Каково же «поведение» вируса в этот период? У
него прямо противоположная «задача» - создание новых поколений вирусных частиц.
Решение этой задачи достигается весьма совершенным методом: интеграцией
вирусных генов в клеточные хромосомы и формированием в их составе так
называемого провируса. Провирус не только блокирует клеточную информацию, но и
использует совершенные молекулярные внутриклеточные механизмы и пути
внутриклеточного транспорта для создания нового поколения вирусных частиц.
Важнейшим
звеном возникновения нового вирусного потомства на всем протяжении инфекции
является создание участков сборки вируса на клеточной плазматической мембране.
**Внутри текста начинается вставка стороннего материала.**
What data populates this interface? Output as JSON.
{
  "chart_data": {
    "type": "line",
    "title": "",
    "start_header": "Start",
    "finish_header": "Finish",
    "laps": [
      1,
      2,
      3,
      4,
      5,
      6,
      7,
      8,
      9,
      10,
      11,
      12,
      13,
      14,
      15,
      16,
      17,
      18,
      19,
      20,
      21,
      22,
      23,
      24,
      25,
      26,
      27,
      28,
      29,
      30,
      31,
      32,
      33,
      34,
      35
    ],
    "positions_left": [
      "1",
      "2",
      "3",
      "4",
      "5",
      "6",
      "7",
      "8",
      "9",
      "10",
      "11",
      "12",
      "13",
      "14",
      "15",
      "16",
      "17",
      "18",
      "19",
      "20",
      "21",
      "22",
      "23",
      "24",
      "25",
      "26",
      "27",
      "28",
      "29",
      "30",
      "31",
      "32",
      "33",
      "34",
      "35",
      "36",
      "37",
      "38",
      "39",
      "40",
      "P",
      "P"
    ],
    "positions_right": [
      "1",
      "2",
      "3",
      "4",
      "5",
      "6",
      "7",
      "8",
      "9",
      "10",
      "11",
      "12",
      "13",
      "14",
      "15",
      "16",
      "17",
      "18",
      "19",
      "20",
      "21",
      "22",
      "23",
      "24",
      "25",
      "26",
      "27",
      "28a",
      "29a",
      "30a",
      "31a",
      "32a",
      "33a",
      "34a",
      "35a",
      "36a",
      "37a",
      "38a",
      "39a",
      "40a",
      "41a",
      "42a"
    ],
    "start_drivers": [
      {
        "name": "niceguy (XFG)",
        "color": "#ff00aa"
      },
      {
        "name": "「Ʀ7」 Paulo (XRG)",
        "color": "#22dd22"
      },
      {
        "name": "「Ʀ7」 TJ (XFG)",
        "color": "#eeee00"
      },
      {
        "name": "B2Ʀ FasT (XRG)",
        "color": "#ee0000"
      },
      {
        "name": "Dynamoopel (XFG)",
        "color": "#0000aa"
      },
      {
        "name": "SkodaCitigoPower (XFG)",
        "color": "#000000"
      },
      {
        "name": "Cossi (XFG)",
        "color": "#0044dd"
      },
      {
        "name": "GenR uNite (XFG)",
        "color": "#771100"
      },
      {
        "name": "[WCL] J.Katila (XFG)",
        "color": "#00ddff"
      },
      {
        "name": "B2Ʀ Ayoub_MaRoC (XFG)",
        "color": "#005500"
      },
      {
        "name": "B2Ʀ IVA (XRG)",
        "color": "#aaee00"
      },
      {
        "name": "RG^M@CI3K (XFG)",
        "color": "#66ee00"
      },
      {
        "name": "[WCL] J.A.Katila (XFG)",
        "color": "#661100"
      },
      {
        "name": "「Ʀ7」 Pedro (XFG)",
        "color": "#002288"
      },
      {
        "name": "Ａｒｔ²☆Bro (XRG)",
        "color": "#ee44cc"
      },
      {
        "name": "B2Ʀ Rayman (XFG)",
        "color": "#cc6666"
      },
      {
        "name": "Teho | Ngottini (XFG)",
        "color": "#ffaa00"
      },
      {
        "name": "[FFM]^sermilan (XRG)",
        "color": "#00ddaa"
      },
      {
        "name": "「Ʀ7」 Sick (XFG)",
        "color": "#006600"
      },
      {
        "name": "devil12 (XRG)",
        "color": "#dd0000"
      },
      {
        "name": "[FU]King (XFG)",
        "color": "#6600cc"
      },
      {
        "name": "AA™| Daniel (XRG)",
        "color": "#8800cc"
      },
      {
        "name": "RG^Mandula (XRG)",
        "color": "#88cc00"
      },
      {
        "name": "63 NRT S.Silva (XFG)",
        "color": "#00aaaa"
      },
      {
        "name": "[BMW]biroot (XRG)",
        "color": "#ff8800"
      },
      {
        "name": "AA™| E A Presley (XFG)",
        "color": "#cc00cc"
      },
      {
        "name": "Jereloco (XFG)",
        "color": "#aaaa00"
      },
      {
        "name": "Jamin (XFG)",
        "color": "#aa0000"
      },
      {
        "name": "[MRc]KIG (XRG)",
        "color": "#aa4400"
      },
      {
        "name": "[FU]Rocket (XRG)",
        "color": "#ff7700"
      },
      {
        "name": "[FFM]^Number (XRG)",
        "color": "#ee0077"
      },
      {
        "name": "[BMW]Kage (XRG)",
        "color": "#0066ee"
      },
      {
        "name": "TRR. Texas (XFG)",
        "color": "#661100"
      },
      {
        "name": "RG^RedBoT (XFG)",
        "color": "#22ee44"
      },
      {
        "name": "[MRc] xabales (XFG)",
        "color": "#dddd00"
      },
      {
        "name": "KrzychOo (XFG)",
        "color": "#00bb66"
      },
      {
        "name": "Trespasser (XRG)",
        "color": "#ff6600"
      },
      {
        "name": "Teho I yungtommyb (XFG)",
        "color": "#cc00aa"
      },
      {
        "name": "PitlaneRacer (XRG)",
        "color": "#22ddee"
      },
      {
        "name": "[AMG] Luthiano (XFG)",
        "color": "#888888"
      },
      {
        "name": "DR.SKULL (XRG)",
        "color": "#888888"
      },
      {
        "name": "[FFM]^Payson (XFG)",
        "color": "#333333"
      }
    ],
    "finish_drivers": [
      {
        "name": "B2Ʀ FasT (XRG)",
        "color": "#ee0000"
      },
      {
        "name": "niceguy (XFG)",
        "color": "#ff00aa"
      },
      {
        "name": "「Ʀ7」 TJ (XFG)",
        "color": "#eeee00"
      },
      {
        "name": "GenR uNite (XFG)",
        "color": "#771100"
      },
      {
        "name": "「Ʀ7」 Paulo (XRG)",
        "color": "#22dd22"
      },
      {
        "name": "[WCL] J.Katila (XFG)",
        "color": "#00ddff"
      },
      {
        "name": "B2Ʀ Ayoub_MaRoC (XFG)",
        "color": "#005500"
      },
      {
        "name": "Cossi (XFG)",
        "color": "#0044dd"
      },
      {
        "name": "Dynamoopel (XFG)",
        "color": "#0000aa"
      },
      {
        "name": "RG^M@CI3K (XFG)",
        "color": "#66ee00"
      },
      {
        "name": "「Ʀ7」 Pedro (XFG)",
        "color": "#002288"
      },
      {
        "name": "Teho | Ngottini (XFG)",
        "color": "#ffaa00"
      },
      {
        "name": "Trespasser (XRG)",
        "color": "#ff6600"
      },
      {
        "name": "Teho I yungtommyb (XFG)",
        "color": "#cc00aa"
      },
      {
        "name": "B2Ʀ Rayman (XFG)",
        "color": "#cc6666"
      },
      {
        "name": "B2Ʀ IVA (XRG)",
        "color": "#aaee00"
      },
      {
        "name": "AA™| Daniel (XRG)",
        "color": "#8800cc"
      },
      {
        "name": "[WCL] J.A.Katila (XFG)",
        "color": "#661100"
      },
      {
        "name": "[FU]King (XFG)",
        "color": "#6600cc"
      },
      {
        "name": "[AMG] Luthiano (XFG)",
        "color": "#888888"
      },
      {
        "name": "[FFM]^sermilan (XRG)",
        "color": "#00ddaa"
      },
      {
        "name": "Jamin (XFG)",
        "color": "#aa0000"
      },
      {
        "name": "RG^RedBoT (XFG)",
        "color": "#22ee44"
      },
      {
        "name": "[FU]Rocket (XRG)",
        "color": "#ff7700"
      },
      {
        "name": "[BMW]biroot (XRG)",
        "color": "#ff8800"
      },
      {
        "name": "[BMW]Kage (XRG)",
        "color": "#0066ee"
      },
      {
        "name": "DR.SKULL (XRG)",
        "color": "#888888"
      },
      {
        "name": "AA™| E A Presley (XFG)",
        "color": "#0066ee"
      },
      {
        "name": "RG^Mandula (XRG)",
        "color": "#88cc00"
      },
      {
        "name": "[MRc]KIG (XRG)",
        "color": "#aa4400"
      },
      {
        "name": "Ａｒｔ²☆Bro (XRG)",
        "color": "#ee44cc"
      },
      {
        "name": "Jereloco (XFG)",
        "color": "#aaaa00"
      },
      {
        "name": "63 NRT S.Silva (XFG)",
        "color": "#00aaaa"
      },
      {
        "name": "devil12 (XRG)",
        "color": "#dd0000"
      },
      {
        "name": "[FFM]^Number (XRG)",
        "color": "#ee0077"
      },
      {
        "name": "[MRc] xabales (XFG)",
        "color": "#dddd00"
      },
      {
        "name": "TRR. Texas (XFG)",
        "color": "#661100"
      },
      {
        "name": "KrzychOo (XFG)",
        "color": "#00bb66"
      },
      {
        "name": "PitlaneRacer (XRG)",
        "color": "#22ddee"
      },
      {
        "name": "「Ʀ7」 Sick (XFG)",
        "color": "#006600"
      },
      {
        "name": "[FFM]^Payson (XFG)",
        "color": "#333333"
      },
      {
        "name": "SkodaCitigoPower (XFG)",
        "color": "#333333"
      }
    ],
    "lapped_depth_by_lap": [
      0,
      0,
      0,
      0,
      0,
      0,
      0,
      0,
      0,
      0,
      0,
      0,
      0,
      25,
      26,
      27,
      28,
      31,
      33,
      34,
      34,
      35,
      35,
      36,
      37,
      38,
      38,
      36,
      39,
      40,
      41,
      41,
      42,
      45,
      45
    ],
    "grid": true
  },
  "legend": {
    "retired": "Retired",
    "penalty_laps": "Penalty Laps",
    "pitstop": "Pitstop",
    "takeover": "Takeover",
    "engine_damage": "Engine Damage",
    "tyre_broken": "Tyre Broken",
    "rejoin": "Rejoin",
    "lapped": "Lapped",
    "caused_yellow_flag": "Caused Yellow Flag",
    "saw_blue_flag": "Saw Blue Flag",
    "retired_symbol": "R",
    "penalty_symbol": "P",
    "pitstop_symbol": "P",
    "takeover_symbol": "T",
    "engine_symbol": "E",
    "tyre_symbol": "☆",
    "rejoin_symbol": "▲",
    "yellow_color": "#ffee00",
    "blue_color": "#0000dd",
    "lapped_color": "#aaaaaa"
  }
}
Определяет и регулирует этот процесс, как и выход нового поколения вирусных
частиц из клетки, вирусный белок Гаг. После синтеза Гаг на клеточных полисомах
он мигрирует к участкам сборки вируса на клеточной мембране и плотно
закрепляется в липидах мембраны. Этот процесс осуществляется посредством
конечного фрагмента Гаг – матриксного белка (МА), обладающего мембранотропным
сигналом. Гаг прочно закрепляется в структуре клеточных липидов и формирует
центр, куда транспортируются все компоненты новых вирусных частиц, включая
вирусную геномную РНК. Эта важнейшая часть вируса – носительница его
генетического кода – синтезируется в клеточном ядре на матрице провируса и
транспортируется к очагу сборки. Механизм выхода вирусной РНК из ядра, взаимодействия
с ГАГ белком и встраивания в формирующуюся вирусную частицу пока окончательно
не выяснен. Согласно одной точке зрения, «встреча» Гаг белка с геномной
вирусной РНК происходит в клеточной цитоплазме сразу после выхода РНК из ядра
(2). Наши собственные данные позволяют нам высказать иное положение: экспорту
вирусной геномной РНК из клеточного ядра способствует отделившийся от Гаг
матриксный белок (МА) (3). Отделение МА от Гаг происходит под действием
вирусной протеазы на раннем этапе сборки вируса. Процесс раннего «нарезания»
Гаг был описан ранее (4), однако авторы этой работы полагали, что результатом
раннего нарезания является гибель клетки. Нами раннее нарезание Гаг белка было
также показано с помощью «пульс –чейз» эксперимента. Для этого в клетки СД4,
зараженные ВИЧ-1, через 20 часов после инфицирования на 20 ' вносили меченую радиоактивную аминокислоту (С-14
лейцин) («пульс») . Затем клетки
промывались и
инкубировались в течение 1-3 часов
(«чейз») . Затем клетки фракционировали на цитоплазму, мембраны и ядра. Белки
определяли с помощью авторадиографии. Опыты показали, что МА обнаруживается в цитоплазме даже в период
«пульса». В период «чейза» его количество увеличивается. Все это
свидетельствует о раннем отрезании МА
от Гаг предшественника вскоре после его синтеза. В отличие от данных (4) раннее
нарезание Гаг не приводило к гибели клеток. Оказалось, что МА, помимо своей функции в составе Гаг
белка, обладает индивидуальной активностью в процессе сборки вируса и может
проникнуть в ядро благодаря своему нуклеофильному сигналу. Таким образом, Гаг
белок уже на ранней стадии инфекции формирует очаги для сборки вирионов нового
поколения ВИЧ и их выхода из клеток (5). Такого рода данные имеют
первостепенное значение для поиска уязвимых точек в репродукционном цикле
вируса применительно к проблеме разработки новых химиопрепаратов для
ограничения репродукции ВИЧ в организме инфицированного человека.